На губу Саньке наложили три шва, а Антону погрозили детской комнатой милиции, потому что он, дурак, сразу же рассказал все как было. Опоздавшие заверения пострадавшего, что упал, мол, ударился, никто не принял всерьез. Наоборот, и ему, страдальцу с губой, разнесенной, будто сливу под ней «притоптал», тоже пригрозили милицией. За вранье. До милиции, впрочем, дело так не дошло, даже на нотациях сэкономили, оставили, наверное, для более подобающего случая или для других пациентов. А может быть, запас нравоучений иссяк, израсходовали за день. Или прокисли они, а свежих еще жать и ждать. Может же быть такое?
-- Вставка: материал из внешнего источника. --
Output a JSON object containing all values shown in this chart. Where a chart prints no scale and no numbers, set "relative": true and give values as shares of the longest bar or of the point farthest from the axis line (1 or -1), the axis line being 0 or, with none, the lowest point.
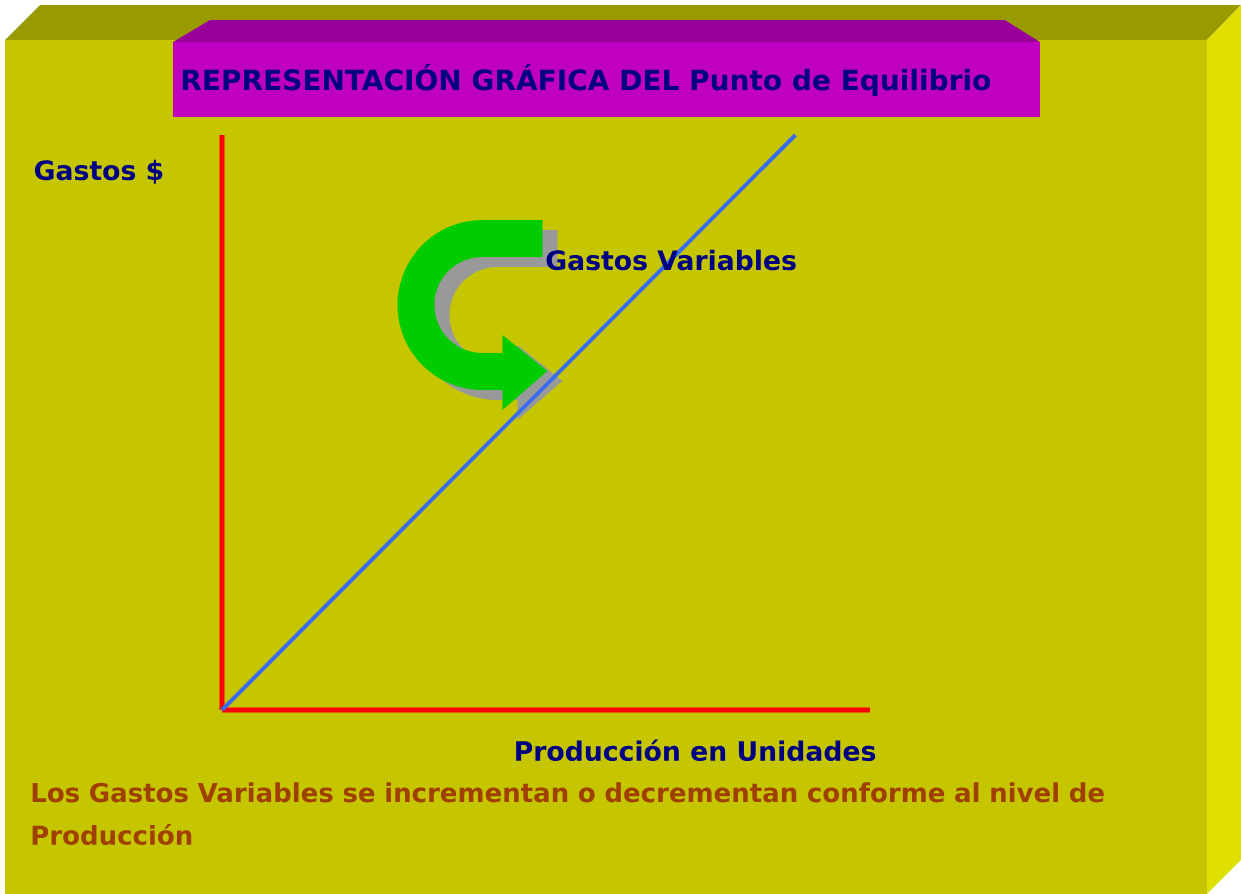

Визит завершился напутствием пожилой и не очень опрятной медицинской сестры, сварливой, не утруждающей себя даже намеками на сострадание, каковое впрочем, не в чести в травматологических пунктах, в ночных дежурных стоматологиях, в пельменных, в армии и в бракоразводных процессах.
– Топайте уже отсюда, оглоеды, – сказала она. Из приличных семей, как я посмотрю. Вот из таких и растут шпана да бандиты.
Всю дорогу до дома Санька молчал, заморозка лишила его возможности шевелить языком, но по взглядам, которыми он исподтишка награждал обидчика, было ясно, что путь последнего к тройке по русскому будет непосильно долог и невероятно тернист. Антон же в это время переваривал слова медсестры, раздумывая над тем, что на бандита он совсем не похож, обычно о нем говорили: «мальчик выглядит таким положительным, а учится и ведет себя так плохо.», а вот Санька, нарочито державшийся сбоку, с перемазанной йодом и перекошенной физиономией – совсем другое дело. Санька – чистой воды шпана, не хватает лишь кепки с низко надвинутым на глаза козырьком. У Антона такая была, он ее не носил, не нравилась, вот и решил подарить Саньке.
«Не сегодня, конечно, но обязательно подарю. Ему в самый раз будет».
Угрызений совести за содеянное рукоприкладство Антон не испытывал, Санька нарвался сам, но утешить бывшего друга подарком казалось правильным.
«Все равно не сегодня.»
Не выдержал. Таком вынес из дому кепку, спустился вниз и засунул ее в Санькин почтовый ящик. Аккуратно засунул, чтобы козырек не замять. Туда же приготовился бросить коротенькую записку «ПБДС», что должно было означать «подарок бывшему другу Саньке», но в последний момент заподозрил, что заморозка могла охватить не только лицо, но и мозг бывшего друга, дописал в уголке понятное: «носи», а чуть ниже добавил еще одно: «не для дяди Леши».